Muchos creen que el sesgo contra las mujeres persiste en el mundo de los negocios, especialmente cuando se trata de evaluar su capacidad de liderazgo. Recientemente, tuvimos la oportunidad de ver si esa suposición era cierta. En un estudio de miles de evaluaciones de 360 grados recopiladas por el programa de educación ejecutiva de Insead durante los últimos cinco años, analizamos si las mujeres recibían calificaciones más bajas que los hombres. Para nuestra sorpresa, encontramos lo contrario: como grupo, las mujeres ecopaban a los hombres en la mayoría de las dimensiones de liderazgo medidas. Sin embargo, hubo una excepción, y fue una gran: las mujeres obtuvieron una puntuación más baja en «visión»: la capacidad de reconocer nuevas oportunidades y tendencias en el entorno y desarrollar una nueva dirección estratégica para una empresa.

Pero, ¿era esta debilidad una percepción o una realidad? ¿Cuánto importaba la capacidad de las mujeres para liderar? ¿Y cómo podría alguien no percibido como visionario adquirir las capacidades adecuadas? Mientras explorábamos estos temas con ejecutivas exitosas, llegamos a otra pregunta: ¿era una reputación de visión algo que muchas de ellas querían lograr?

Una carrera brillante

Una CEO de una empresa de servicios líder a la que llamaremos Anne Dumas tipificó en muchos sentidos a las mujeres con las que hablamos. El pilar de su estilo de liderazgo fue un principio que le enseñó hace 20 años su primer jefe: Manténgase siempre cerca de los detalles. Como lo explicó: «Creo que la estrategia surge naturalmente de conocer tu negocio y las fuerzas que influyen en tu mercado, clientes y proveedores, no a un nivel alto sino a un nivel detallado. Los intermediarios matan tu perspicacia. Obviamente, no puedes monitorearlo todo, pero nada debería impiderte conocer en detalle los procesos en los que se ejecuta tu empresa, no supervisarlo todo sino comprender en detalle lo que está sucediendo. De lo contrario, serás rehén de gente que jugará política. En el mejor de los casos, no tienes información completa; en el peor de los casos eres vulnerable a agendas ocultas. Mi trabajo es ir al nivel de detalle relevante».

En sus cuatro años como CEO, Dumas había logrado unos resultados impresionantes. Había duplicado los ingresos y los márgenes operativos, le había dado a la empresa una nueva dirección estratégica y había emprendido una reorganización fundamental de los procesos y estructuras centrales de la compañía. Más recientemente, había centrado su atención en el desarrollo de su equipo de liderazgo.

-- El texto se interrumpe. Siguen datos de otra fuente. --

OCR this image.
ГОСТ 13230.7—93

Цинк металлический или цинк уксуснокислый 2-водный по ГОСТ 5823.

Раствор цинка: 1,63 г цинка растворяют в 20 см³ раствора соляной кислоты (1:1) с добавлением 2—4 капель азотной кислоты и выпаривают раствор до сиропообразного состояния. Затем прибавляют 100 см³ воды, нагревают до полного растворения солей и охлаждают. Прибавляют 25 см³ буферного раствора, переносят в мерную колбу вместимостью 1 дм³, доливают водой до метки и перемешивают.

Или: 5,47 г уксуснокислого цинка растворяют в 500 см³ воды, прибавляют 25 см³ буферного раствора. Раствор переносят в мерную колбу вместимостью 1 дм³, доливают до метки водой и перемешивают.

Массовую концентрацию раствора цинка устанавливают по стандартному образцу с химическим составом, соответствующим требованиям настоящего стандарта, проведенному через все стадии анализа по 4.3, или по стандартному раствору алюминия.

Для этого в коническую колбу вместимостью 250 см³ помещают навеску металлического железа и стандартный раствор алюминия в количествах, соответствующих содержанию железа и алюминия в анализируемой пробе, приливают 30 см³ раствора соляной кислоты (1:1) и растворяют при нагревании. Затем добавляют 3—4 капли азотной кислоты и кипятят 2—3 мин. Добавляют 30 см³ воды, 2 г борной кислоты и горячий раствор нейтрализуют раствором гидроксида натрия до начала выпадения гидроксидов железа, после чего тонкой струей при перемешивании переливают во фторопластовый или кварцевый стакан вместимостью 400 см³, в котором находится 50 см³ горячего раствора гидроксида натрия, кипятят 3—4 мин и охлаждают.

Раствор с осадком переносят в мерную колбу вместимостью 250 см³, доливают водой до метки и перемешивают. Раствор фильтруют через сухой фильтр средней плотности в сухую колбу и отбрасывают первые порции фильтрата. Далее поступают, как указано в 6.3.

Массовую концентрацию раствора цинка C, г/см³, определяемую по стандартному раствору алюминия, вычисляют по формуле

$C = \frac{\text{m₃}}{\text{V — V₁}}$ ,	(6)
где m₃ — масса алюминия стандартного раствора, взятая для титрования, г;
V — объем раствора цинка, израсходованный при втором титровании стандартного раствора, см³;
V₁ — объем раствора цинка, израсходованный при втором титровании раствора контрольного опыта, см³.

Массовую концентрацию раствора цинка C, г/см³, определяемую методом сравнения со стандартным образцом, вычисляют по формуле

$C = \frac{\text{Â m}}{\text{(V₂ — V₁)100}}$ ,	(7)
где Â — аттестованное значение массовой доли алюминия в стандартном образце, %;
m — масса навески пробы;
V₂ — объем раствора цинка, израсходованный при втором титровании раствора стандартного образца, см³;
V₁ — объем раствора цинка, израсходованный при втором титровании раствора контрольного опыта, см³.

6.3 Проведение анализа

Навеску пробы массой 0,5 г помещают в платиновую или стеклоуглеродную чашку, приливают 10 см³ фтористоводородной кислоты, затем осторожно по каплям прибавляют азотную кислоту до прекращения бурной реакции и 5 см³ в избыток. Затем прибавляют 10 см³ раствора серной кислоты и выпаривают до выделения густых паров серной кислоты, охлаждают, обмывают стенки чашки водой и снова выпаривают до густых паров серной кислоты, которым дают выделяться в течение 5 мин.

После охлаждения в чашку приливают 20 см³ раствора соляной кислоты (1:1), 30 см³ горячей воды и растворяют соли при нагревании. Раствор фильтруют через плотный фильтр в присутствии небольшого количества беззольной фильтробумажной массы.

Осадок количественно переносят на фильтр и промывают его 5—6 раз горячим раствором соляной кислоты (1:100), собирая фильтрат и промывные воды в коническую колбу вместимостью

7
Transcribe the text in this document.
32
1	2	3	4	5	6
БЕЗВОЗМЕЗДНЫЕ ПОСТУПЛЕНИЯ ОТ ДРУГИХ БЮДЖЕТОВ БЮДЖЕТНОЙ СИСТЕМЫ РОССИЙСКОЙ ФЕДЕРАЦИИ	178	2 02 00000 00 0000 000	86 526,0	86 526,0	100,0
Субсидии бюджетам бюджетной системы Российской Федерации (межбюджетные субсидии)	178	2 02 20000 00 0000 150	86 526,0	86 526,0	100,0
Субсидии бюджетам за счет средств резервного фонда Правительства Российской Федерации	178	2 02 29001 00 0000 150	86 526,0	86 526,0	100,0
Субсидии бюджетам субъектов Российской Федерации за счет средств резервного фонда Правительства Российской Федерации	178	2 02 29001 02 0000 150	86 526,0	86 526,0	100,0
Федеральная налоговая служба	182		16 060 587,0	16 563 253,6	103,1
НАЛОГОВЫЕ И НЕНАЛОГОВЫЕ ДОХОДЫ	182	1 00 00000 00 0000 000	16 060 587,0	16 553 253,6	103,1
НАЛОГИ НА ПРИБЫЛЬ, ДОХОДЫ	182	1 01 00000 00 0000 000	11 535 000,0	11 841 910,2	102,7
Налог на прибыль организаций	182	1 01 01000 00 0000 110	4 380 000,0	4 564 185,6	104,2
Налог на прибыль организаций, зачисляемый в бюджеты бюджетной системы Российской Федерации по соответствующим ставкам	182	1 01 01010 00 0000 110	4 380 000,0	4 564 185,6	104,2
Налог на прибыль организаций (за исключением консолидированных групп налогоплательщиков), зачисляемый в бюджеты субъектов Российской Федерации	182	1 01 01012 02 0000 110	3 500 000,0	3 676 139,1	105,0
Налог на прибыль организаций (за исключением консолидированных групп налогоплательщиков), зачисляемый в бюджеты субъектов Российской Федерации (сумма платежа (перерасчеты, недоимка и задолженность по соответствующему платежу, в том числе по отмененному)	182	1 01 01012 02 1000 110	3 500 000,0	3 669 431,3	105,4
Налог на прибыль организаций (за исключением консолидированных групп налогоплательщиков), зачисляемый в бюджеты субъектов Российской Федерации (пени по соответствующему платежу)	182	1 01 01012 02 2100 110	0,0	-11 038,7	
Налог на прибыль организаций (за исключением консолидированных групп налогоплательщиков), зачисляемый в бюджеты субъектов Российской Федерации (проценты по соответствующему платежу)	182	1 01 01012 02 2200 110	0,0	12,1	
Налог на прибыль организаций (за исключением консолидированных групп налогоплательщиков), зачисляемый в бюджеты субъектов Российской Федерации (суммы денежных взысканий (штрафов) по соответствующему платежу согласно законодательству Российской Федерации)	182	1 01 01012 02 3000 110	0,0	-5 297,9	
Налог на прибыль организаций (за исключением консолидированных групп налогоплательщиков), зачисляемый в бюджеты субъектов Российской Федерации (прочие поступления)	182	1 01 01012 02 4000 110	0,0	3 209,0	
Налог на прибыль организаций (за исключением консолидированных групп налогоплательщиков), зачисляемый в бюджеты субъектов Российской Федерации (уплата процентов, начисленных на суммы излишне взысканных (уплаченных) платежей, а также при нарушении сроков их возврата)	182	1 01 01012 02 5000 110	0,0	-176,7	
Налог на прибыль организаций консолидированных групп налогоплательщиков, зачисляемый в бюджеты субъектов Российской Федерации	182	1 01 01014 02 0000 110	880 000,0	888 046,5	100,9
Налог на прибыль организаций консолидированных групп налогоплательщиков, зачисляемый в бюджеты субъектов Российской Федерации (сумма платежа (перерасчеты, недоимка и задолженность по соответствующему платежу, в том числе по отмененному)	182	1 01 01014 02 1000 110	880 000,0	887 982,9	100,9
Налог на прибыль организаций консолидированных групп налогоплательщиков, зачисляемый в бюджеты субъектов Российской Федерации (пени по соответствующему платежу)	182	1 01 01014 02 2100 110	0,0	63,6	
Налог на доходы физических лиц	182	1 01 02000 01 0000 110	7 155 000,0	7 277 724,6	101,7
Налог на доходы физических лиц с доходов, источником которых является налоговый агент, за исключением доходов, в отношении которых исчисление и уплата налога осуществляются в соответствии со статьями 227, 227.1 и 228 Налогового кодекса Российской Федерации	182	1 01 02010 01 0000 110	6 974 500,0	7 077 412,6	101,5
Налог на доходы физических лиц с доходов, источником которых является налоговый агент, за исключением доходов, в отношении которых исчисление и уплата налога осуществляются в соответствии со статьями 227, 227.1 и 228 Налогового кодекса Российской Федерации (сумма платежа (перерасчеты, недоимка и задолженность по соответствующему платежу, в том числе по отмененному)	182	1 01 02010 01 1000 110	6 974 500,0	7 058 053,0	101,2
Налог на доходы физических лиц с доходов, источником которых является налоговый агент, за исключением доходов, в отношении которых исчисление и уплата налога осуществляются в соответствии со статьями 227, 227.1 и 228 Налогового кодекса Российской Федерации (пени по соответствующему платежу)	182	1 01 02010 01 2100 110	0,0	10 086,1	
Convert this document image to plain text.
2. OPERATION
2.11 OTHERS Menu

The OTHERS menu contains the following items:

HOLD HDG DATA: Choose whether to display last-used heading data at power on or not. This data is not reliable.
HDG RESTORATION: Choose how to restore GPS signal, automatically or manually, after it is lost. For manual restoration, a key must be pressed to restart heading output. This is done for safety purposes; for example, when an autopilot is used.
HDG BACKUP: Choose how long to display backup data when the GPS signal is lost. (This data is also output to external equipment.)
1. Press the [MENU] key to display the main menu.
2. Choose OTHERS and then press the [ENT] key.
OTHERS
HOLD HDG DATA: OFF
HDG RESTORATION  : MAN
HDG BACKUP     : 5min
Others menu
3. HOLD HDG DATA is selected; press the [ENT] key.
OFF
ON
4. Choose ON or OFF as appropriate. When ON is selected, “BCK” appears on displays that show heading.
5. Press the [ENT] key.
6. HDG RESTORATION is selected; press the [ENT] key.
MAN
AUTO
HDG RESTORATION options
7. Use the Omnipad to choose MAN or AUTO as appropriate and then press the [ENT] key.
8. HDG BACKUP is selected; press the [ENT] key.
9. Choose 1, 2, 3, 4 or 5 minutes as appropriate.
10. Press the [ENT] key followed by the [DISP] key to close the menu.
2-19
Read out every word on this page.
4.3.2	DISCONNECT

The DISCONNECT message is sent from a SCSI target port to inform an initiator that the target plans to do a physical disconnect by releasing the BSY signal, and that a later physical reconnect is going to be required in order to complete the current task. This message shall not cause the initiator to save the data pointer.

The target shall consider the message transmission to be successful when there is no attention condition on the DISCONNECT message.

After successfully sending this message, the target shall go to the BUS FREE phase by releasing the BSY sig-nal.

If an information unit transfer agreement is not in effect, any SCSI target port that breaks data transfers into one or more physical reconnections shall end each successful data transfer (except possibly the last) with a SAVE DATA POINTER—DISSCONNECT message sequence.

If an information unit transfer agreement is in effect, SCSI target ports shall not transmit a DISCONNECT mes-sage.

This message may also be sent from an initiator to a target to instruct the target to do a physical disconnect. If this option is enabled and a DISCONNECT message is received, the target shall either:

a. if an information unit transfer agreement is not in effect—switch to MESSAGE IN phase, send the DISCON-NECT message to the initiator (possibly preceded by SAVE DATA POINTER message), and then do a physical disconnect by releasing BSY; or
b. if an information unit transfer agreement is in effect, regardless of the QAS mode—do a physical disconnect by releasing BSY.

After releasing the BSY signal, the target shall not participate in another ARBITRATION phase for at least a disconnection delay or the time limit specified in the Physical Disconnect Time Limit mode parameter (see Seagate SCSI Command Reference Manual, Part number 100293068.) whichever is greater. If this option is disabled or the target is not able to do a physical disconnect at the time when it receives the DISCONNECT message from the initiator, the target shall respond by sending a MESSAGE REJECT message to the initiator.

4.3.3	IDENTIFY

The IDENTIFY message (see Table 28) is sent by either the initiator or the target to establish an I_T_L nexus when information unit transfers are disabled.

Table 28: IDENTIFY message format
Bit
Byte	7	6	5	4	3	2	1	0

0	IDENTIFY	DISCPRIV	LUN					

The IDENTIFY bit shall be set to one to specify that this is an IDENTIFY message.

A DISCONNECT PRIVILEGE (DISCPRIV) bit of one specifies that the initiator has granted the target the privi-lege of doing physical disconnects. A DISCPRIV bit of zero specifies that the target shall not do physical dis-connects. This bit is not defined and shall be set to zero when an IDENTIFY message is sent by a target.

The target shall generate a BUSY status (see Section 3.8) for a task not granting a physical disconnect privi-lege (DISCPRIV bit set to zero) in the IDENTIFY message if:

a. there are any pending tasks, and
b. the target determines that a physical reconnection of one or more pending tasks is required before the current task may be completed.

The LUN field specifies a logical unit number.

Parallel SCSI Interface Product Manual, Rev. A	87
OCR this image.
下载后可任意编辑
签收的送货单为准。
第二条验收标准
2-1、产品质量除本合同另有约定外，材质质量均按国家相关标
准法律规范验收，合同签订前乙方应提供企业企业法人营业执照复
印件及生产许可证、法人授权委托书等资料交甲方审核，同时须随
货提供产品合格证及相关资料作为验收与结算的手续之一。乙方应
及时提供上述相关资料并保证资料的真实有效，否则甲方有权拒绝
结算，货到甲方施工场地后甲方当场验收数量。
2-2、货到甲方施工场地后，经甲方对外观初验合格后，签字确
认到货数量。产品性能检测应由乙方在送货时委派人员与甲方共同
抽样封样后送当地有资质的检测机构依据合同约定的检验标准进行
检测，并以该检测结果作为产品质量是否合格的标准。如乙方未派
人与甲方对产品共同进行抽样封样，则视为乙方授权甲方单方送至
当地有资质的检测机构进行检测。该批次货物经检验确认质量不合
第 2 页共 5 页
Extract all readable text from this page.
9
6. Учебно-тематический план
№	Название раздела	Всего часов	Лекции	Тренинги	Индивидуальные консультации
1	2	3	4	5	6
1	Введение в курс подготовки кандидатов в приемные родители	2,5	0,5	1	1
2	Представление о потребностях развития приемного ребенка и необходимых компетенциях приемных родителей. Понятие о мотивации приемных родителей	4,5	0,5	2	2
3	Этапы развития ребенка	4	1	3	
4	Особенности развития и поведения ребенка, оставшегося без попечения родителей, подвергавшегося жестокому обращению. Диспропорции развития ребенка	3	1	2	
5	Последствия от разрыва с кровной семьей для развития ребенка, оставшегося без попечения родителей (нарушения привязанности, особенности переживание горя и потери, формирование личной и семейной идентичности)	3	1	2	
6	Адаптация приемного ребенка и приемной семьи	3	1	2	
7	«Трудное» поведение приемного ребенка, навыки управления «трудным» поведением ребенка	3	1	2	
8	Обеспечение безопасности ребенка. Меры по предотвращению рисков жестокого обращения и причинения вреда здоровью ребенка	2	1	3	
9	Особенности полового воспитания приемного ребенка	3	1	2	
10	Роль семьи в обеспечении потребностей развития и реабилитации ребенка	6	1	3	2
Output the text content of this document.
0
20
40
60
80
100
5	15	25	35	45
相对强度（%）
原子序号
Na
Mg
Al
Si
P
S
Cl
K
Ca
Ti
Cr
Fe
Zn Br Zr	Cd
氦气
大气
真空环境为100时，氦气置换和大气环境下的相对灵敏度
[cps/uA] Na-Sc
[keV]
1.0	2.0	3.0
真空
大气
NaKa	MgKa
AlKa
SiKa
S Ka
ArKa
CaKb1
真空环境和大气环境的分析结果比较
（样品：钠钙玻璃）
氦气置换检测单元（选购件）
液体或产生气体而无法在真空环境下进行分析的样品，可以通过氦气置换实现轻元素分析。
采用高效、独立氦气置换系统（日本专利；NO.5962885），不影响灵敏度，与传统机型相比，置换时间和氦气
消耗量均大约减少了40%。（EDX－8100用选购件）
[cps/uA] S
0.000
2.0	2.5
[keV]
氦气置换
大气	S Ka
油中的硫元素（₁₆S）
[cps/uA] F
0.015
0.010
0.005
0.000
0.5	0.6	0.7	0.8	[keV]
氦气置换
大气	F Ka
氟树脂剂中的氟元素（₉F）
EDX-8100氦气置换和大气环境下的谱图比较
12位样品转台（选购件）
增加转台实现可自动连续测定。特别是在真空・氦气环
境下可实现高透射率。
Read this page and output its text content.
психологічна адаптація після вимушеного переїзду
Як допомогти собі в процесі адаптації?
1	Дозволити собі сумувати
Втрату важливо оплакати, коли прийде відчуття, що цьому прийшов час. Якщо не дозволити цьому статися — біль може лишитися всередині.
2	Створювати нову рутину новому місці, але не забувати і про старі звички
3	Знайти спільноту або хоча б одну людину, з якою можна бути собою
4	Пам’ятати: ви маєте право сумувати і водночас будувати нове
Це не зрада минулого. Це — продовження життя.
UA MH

Sin embargo, Dumas sabía que de alguna manera debía mejorar su eficacia de comunicación, particularmente en su papel como miembro ejecutivo del consejo de administración de su empresa matriz. Uno de los desafíos fue su desajuste estilístico con su presidente, un pensador de pincel amplio y amplio panorama que a menudo se opuso a lo que percibía como una excesiva atención al detalle. Se encontró reacia a favorecer «la forma sobre la sustancia». Ella nos dijo: «Siempre me pregunto qué quiere decir la gente cuando dice: ‘No es mucho un mánager pero es un buen lider’. ¿Líder de qué? Tienes que hacer cosas para ser líder». Ella llegó a dar a entender que los llamados comportamientos visionarios podrían incluso ser dañinos. «Hoy corremos el peligro de quedar hipnotizados por la gente que juega con nuestro cerebro reptiliano. Para mí, es manipulación. Yo también puedo contar historias, pero me niego a jugar con las emociones de la gente. Si tirar de la cuerda es demasiado obvio, no puedo obligarme a hacerlo».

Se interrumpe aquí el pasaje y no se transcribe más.